Top GUI Frameworks that is every Python Developer’s Favorite

by September 19, 2020 0 comments

Data Science

Which Python GUI Framework would you prefer for your next project?

Python is one of the most popular and widely known programming languages that is a favorite in the developer community. Its advanced libraries and file extensions enable developers to build state-of-the-art tools for real-world problems, or simply design a GUI (Graphic User Interface). GUI plays an essential role in the computer world as it makes human-machine interaction easier. Python offers a diverse range of options for GUI frameworks. Some of these frameworks are more preferred by the developers to build both .apk and .exe applications. Moreover, its GUI toolkits include TK, GTK, QT, and wxWidgets, which come with more features than other platform-specific kits. Though the Python wiki on GUI programming lists on 30 cross-platform frameworks, we have selected our top 4 picks. They are:

Kivy: It an open-source Python library for the rapid development of applications that makes use of innovative user interfaces, such as multi-touch apps. This liberal MIT-licensed Kivy is based on OpenGL ES 2 and includes native multi-touch for each platform. It is an event-driven framework based around the main loop, making it very suitable for game development. It supports multiple platforms, namely, Windows, MacOSX, Linux, Android-iOS, and Raspberry Pi. Unlike QtCreator, Kivy doesn’t have a visual layout program, but it uses its own design language to help you associate UI layout with code objects.

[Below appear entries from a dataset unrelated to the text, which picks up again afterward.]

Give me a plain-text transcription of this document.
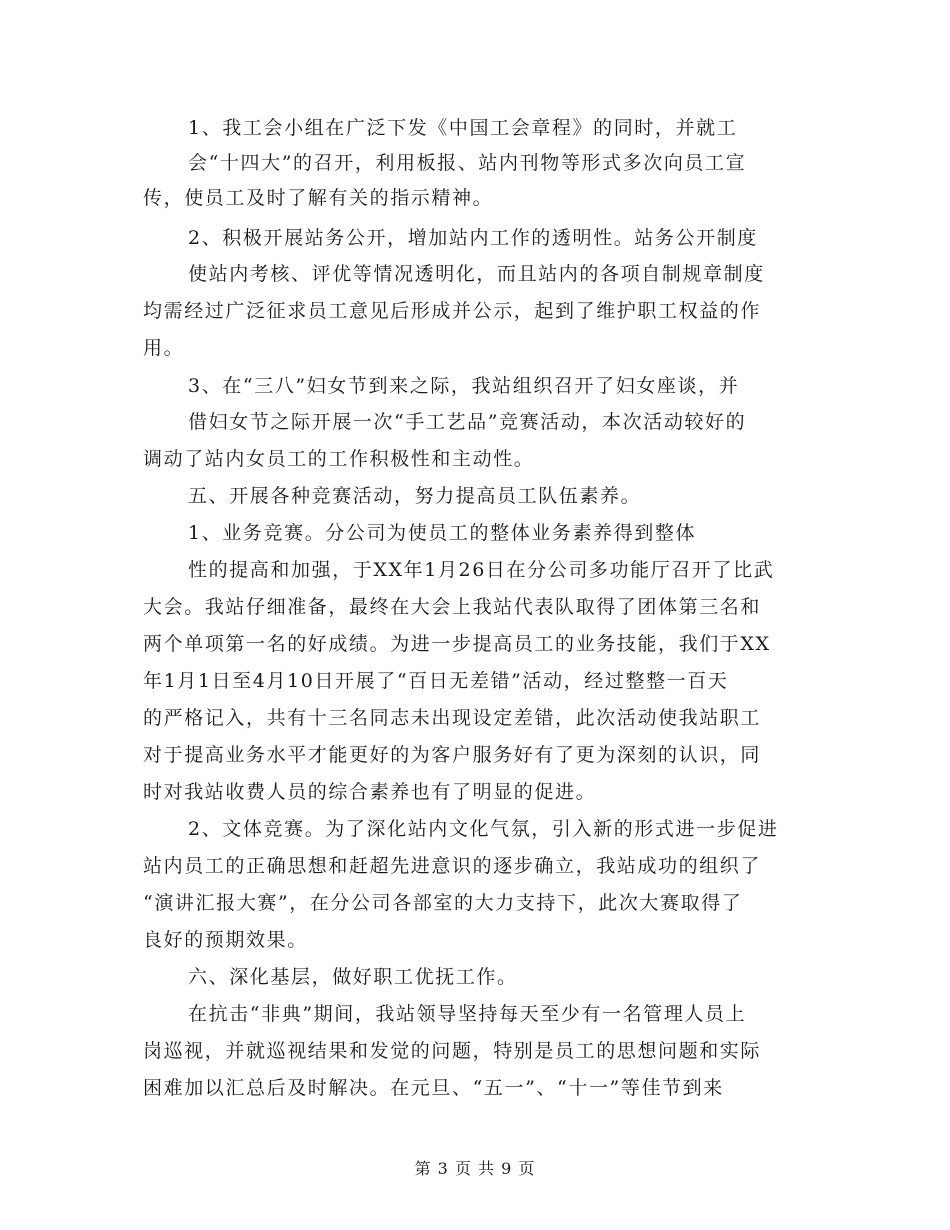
1、我工会小组在广泛下发《中国工会章程》的同时，并就工
会“十四大”的召开，利用板报、站内刊物等形式多次向员工宣
传，使员工及时了解有关的指示精神。
2、积极开展站务公开，增加站内工作的透明性。站务公开制度
使站内考核、评优等情况透明化，而且站内的各项自制规章制度
均需经过广泛征求员工意见后形成并公示，起到了维护职工权益的作
用。
3、在“三八”妇女节到来之际，我站组织召开了妇女座谈，并
借妇女节之际开展一次“手工艺品”竞赛活动，本次活动较好的
调动了站内女员工的工作积极性和主动性。
五、开展各种竞赛活动，努力提高员工队伍素养。
1、业务竞赛。分公司为使员工的整体业务素养得到整体
性的提高和加强，于XX年1月26日在分公司多功能厅召开了比武
大会。我站仔细准备，最终在大会上我站代表队取得了团体第三名和
两个单项第一名的好成绩。为进一步提高员工的业务技能，我们于XX
年1月1日至4月10日开展了“百日无差错”活动，经过整整一百天
的严格记入，共有十三名同志未出现设定差错，此次活动使我站职工
对于提高业务水平才能更好的为客户服务好有了更为深刻的认识，同
时对我站收费人员的综合素养也有了明显的促进。
2、文体竞赛。为了深化站内文化气氛，引入新的形式进一步促进
站内员工的正确思想和赶超先进意识的逐步确立，我站成功的组织了
“演讲汇报大赛”，在分公司各部室的大力支持下，此次大赛取得了
良好的预期效果。
六、深化基层，做好职工优抚工作。
在抗击“非典”期间，我站领导坚持每天至少有一名管理人员上
岗巡视，并就巡视结果和发觉的问题，特别是员工的思想问题和实际
困难加以汇总后及时解决。在元旦、“五一”、“十一”等佳节到来
第 3 页 共 9 页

libavg: This is a third-party library, written in C++ and scripted from Python, with properties of display elements as Python variables, a full-featured event handling system, timers (setTimeout, setInterval), support for logging, and more. Like Kivy, libavg uses OpenGL and makes use of hardware acceleration. This framework is great for developing modern touch UIs and supports all major touch driver models, including Windows touch, Linux XInput, and TUIO.

PyQT: PyQT uses Python v2 and v3 bindings while implementing the popular Qt library. It is written in C++. It is the most preferred cross-platform Python bindings implementing the Qt library for the Qt (owned by Nokia) application development framework. Currently, PyQT is available for Unix/Linux, Windows, Mac OS X, and Sharp Zaurus. It combines the best of Python and Qt, and it up to the programmer to decide whether to create a program by coding or using Qt Designer to create visual dialogs. It is available in both commercials as well as with a GPL license. Also, writing Python applications around Qt means you have access to QtCreator, which features a designer mode to generate code for the layout of your application.

Tkinter: It is commonly bundled with Python, using Tk and is Python’s standard GUI framework. It is open-source and available under the Python License. There is no need to install the same separately. Tkinter is a wrapper around Tcl/Tk, a popular graphical interface and language pairing first popularized in the early 90s. Further, it is helpful to those who are new to Python.